The main issue, though, is what happens behind the camera, Giddens said. "There have not been as many writers in the writers' room telling these stories. There are two, maybe three black writers across the board," he said, adding that since the start of daytime dramas, all the way back to the days of radio, there have only been a "handful of black writers, directors and producers in this genre that is beloved by black families." [...] Giddens credits Rowell with calling attention to the lack of diversity in soap operas and establishing the Winters family on "Y&R." "Vicki has long been one of the most vocal critics, and it cost her a lot of punishment for speaking out and saying what needed to be said," said Giddens, who is also a co-writer of "The Rich and the Ruthless."
Rowell applauded the announcement of “The Gates” last year, and it’s possible she might show up on that show. And she also reminded CBS that Drucilla Winters hasn’t been explicitly killed off from Young and the Restless.
Here’s the official trailer for Beyond the Gates.
x YouTube Video
Beyond the Gates will air on CBS at 2:00 p.m.
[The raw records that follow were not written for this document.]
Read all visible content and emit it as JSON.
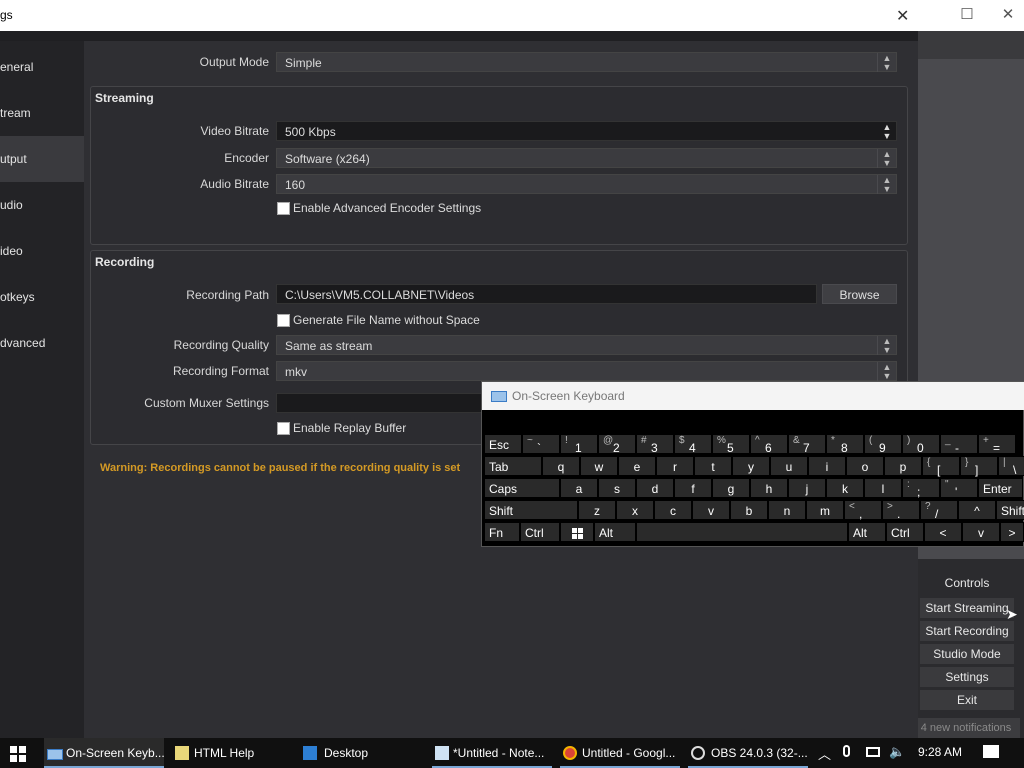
{
  "settings": {
    "title": "gs",
    "sidebar": [
      {
        "label": "eneral"
      },
      {
        "label": "tream"
      },
      {
        "label": "utput"
      },
      {
        "label": "udio"
      },
      {
        "label": "ideo"
      },
      {
        "label": "otkeys"
      },
      {
        "label": "dvanced"
      }
    ],
    "output_mode_label": "Output Mode",
    "output_mode_value": "Simple",
    "streaming": {
      "title": "Streaming",
      "video_bitrate_label": "Video Bitrate",
      "video_bitrate_value": "500 Kbps",
      "encoder_label": "Encoder",
      "encoder_value": "Software (x264)",
      "audio_bitrate_label": "Audio Bitrate",
      "audio_bitrate_value": "160",
      "advanced_label": "Enable Advanced Encoder Settings"
    },
    "recording": {
      "title": "Recording",
      "path_label": "Recording Path",
      "path_value": "C:\\Users\\VM5.COLLABNET\\Videos",
      "browse_label": "Browse",
      "gen_filename_label": "Generate File Name without Space",
      "quality_label": "Recording Quality",
      "quality_value": "Same as stream",
      "format_label": "Recording Format",
      "format_value": "mkv",
      "muxer_label": "Custom Muxer Settings",
      "replay_label": "Enable Replay Buffer"
    },
    "warning": "Warning: Recordings cannot be paused if the recording quality is set"
  },
  "obs": {
    "controls_title": "Controls",
    "buttons": [
      "Start Streaming",
      "Start Recording",
      "Studio Mode",
      "Settings",
      "Exit"
    ],
    "notifications": "4 new notifications"
  },
  "osk": {
    "title": "On-Screen Keyboard",
    "row1": [
      {
        "main": "Esc"
      },
      {
        "main": "`",
        "shift": "~"
      },
      {
        "main": "1",
        "shift": "!"
      },
      {
        "main": "2",
        "shift": "@"
      },
      {
        "main": "3",
        "shift": "#"
      },
      {
        "main": "4",
        "shift": "$"
      },
      {
        "main": "5",
        "shift": "%"
      },
      {
        "main": "6",
        "shift": "^"
      },
      {
        "main": "7",
        "shift": "&"
      },
      {
        "main": "8",
        "shift": "*"
      },
      {
        "main": "9",
        "shift": "("
      },
      {
        "main": "0",
        "shift": ")"
      },
      {
        "main": "-",
        "shift": "_"
      },
      {
        "main": "=",
        "shift": "+"
      }
    ],
    "row2": [
      "Tab",
      "q",
      "w",
      "e",
      "r",
      "t",
      "y",
      "u",
      "i",
      "o",
      "p",
      "[",
      "]",
      "\\"
    ],
    "row2_shift": [
      "",
      "",
      "",
      "",
      "",
      "",
      "",
      "",
      "",
      "",
      "",
      "{",
      "}",
      "|"
    ],
    "row3": [
      "Caps",
      "a",
      "s",
      "d",
      "f",
      "g",
      "h",
      "j",
      "k",
      "l",
      ";",
      "'",
      "Enter"
    ],
    "row3_shift": [
      "",
      "",
      "",
      "",
      "",
      "",
      "",
      "",
      "",
      "",
      ":",
      "\"",
      ""
    ],
    "row4": [
      "Shift",
      "z",
      "x",
      "c",
      "v",
      "b",
      "n",
      "m",
      ",",
      ".",
      "/",
      "^",
      "Shift"
    ],
    "row4_shift": [
      "",
      "",
      "",
      "",
      "",
      "",
      "",
      "",
      "<",
      ">",
      "?",
      "",
      ""
    ],
    "row5": [
      "Fn",
      "Ctrl",
      "",
      "Alt",
      "",
      "Alt",
      "Ctrl",
      "<",
      "v",
      ">"
    ]
  },
  "taskbar": {
    "items": [
      "On-Screen Keyb...",
      "HTML Help",
      "Desktop",
      "*Untitled - Note...",
      "Untitled - Googl...",
      "OBS 24.0.3 (32-..."
    ],
    "clock": "9:28 AM"
  }
}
Eastern Mondays through Fridays, following The Young and the Restless at 12:30 p.m. and The Bold and the Beautiful at 1:30 p.m. (the only soap in the CBS line-up running just a half hour instead of a full hour).
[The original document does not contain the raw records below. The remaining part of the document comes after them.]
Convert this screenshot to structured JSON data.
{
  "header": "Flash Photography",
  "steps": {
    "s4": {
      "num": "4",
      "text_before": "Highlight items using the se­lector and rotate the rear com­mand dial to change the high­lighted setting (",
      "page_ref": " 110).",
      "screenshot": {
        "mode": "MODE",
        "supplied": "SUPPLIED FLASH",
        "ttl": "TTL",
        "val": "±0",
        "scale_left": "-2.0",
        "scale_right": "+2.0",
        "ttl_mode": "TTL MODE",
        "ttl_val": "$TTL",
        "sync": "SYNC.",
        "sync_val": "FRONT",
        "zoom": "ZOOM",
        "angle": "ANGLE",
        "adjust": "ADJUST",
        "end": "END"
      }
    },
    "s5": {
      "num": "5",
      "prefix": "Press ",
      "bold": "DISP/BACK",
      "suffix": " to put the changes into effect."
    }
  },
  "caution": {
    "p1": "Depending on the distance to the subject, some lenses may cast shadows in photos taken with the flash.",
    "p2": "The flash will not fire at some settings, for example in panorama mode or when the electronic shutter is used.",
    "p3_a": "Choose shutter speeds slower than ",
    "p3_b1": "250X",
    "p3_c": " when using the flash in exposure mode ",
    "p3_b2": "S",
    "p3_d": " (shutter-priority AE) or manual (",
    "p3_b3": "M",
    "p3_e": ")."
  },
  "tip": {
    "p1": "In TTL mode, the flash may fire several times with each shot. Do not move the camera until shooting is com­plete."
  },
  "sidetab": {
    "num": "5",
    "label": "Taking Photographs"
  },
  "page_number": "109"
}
According to TV Guide, on The Young and the Restless tomorrow,
Victor has some bad news for Lily; Kyle tries to get Claire to reveal information about her family; Jack is completely shocked.
Shocked about what, I have no idea. The storyline about Nate trying to reunite his long-lost half-brother with their dying mother has felt like filler, and, except for Lily’s involvement in Victor’s bad news, it’s neatly walled off from the stories of the white characters.
On The Bold and the Beautiful,
Remy makes a shocking discovery; Bill encounters a new dilemma; Finn reveals the truth to Steffy; Poppy and Li's relationship is strained.
Already in last Friday’s episode Finn revealed that he’s Luna’s father after dragging his feet for what felt like months (Luna tried to kill Steffy last year). But he also told Steffy there was something else that he worried she would not be quite as understanding about.
Also, it’s starting to look like Steffy’s plan to break up that show’s only “interracial” romance — Hope Logan (Annika Noelle) and Carter Walton (Lawrence Saint-Victor) — and regain control of Forrester Creations will actually work. Steffy figured that placing Daphne Rose (Murielle Hillaire), an alluring French black woman, at Forrester Creations might get Carter to drop Hope like a hot potato.
As for Beyond the Gates, TV Guide doesn’t really say anything specific, but I suppose that’s to be expected for the first episode.